This volume is a collection of papers on various topics, most of them related to algorithms for various problems. The editors have attempted to produce a volume that bridges the gap between algorithmic theory and applications by providing researchers interested in applications with surveys on algorithms for various problems.
The breadth of topics is immense, ranging from the generation of families of combinatorial objects through algorithms for reaction-diffusion problems to data mining and network routing. Some of the topics are well established, while others are relatively new. However, some topics receive a great deal of attention while other important topics receive no coverage at all. One could argue that the volume should have included surveys on topics such as algorithms for signal processing, linear programming, and numerical linear algebra.
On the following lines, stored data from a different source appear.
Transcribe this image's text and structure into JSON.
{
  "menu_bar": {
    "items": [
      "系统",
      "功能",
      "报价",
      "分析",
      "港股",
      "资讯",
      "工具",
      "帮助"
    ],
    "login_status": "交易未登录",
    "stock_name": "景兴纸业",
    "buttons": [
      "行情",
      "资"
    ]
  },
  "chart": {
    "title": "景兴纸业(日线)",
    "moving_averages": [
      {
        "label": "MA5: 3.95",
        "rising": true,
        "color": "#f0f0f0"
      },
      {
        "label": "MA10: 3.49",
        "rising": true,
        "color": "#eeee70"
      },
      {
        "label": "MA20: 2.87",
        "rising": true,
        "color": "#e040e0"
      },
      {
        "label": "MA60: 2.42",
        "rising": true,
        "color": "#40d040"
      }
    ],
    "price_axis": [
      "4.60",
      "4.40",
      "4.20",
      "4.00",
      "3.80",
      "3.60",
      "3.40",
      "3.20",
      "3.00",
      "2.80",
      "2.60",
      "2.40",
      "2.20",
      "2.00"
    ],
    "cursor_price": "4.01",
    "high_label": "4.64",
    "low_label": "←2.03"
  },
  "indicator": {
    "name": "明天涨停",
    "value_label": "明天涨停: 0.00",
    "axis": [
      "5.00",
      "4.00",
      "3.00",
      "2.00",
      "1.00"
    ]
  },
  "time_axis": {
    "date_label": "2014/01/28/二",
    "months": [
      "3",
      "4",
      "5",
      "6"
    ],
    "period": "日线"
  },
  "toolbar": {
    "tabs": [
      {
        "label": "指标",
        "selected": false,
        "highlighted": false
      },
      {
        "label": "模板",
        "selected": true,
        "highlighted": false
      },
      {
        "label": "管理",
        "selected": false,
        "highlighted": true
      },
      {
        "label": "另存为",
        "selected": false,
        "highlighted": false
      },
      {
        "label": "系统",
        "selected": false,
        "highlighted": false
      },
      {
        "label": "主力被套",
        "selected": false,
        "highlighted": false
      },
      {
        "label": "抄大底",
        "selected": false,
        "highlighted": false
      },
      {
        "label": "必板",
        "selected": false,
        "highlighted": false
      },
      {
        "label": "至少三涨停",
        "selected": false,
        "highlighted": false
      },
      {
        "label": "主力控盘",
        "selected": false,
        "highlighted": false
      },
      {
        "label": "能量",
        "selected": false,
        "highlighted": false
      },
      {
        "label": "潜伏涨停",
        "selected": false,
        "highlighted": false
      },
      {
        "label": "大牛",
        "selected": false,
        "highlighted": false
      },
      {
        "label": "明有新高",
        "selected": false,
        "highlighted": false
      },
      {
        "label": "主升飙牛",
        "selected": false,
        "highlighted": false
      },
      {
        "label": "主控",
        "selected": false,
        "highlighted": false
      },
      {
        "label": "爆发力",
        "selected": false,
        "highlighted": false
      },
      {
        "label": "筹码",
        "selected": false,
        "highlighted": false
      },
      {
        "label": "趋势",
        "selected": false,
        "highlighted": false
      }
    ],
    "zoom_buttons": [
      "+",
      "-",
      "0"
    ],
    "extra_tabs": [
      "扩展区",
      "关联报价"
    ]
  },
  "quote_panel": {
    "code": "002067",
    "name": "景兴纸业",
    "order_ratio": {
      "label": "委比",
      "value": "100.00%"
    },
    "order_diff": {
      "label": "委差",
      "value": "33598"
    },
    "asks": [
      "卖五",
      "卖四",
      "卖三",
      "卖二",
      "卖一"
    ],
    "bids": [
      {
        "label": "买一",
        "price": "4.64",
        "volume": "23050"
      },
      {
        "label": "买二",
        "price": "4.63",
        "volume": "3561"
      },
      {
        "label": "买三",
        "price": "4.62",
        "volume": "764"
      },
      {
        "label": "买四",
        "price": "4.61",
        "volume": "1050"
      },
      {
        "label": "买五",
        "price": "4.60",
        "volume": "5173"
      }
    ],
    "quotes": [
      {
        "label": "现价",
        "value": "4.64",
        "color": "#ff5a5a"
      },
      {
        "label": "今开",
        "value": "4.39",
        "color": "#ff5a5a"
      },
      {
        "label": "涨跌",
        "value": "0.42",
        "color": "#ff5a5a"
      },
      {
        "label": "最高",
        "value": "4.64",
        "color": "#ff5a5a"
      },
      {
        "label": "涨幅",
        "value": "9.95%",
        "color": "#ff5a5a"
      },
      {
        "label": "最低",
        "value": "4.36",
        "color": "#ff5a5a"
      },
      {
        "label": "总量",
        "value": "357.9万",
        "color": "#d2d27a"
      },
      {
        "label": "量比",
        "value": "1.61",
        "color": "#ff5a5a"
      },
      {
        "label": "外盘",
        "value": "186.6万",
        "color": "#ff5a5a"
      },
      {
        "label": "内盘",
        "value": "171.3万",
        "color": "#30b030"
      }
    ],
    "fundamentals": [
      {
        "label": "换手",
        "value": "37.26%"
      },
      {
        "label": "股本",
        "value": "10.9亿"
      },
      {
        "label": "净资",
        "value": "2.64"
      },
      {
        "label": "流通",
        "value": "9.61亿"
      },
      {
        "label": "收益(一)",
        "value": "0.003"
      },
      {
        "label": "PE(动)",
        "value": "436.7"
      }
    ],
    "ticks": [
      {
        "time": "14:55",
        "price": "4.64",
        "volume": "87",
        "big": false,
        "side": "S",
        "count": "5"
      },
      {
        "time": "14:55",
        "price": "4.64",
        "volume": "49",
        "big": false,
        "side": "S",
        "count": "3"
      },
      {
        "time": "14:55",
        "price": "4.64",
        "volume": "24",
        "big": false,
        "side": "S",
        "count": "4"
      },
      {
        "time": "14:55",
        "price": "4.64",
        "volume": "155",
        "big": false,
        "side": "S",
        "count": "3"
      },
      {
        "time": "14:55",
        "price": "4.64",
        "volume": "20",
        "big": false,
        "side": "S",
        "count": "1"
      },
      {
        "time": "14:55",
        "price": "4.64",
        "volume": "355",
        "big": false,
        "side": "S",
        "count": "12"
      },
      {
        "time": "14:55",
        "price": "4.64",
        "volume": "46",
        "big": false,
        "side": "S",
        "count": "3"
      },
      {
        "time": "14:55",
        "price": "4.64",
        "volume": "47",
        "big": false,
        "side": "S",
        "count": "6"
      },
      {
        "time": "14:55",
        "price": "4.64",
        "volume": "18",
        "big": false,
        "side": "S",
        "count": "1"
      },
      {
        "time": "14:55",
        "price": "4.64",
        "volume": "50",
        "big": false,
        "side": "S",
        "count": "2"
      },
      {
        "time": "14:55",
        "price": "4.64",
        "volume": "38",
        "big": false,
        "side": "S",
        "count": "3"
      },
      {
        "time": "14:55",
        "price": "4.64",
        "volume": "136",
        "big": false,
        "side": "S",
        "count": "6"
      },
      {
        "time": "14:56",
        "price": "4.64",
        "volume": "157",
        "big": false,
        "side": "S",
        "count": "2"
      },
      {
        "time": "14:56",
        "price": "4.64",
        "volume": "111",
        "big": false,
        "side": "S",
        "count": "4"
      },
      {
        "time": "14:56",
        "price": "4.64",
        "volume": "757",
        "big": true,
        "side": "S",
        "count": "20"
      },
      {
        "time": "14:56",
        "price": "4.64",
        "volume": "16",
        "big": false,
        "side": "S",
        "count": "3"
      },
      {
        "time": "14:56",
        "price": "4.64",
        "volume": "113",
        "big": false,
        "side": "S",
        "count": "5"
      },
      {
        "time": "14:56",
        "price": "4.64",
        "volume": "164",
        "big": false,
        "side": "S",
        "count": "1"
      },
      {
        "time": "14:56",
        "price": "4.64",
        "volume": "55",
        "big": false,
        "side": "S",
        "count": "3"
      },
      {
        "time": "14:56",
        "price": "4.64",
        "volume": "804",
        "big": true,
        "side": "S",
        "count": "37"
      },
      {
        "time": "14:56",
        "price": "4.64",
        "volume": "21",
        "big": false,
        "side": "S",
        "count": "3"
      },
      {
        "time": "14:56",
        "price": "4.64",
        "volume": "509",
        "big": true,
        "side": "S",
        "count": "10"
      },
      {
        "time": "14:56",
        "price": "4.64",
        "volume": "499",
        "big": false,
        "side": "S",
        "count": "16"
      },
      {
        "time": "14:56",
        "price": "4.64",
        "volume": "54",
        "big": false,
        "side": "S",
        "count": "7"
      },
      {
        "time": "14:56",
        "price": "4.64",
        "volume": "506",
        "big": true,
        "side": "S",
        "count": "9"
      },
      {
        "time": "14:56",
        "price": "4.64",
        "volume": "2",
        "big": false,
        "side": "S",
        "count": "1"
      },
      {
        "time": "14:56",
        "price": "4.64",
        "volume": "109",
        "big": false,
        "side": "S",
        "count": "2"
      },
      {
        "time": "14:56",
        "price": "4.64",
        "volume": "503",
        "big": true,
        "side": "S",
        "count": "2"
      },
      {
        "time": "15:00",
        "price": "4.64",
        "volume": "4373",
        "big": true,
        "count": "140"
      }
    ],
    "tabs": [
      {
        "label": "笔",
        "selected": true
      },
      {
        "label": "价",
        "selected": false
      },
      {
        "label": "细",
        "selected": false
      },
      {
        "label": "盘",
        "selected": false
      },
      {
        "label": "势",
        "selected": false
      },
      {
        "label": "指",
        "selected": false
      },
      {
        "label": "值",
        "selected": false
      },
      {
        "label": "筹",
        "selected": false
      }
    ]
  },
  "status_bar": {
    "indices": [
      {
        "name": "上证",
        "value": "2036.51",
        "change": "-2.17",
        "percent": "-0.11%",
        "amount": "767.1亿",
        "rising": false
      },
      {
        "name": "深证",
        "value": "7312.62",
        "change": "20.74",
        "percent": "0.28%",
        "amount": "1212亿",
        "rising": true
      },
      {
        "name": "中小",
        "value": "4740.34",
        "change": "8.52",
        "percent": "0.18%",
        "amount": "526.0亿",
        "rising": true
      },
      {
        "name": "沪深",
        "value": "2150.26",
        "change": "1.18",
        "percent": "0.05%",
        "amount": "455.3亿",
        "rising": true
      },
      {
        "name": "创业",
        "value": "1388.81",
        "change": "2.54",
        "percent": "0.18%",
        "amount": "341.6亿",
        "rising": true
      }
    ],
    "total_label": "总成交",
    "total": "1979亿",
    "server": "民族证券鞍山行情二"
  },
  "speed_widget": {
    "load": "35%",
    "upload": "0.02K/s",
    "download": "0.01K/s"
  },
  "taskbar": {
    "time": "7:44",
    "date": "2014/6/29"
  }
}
While some of the papers are broad surveys on particular algorithmic topics, other papers are very narrowly focused. For example, the chapter on "Applying Evolutionary Algorithms to Solve the Automatic Frequency Planning Problem" gives a nice example of the use of evolutionary algorithms to solve a particular problem but certainly isn't a broad survey on evolutionary algorithms. Some of the papers contain little or no discussion of algorithmic issues. For example, a chapter on "Graph Theoretic Models in Chemistry and Molecular Biology" discusses a number of mathematical models in chemistry and molecular biology that can be solved by computer but doesn't discuss any of the algorithmic details of the solution of these models.
Unfortunately, this book fails miserably as a comprehensive reference handbook on applied algorithms. Given the unfocused nature of this collection it's hard to imagine that anyone would want to read the book from cover to cover. At best, some readers might find a chapter or two that is of interest.
Brian Borchers is a professor of Mathematics at the New Mexico Institute of Mining and Technology. His interests are in optimization and applications of optimization in parameter estimation and inverse problems.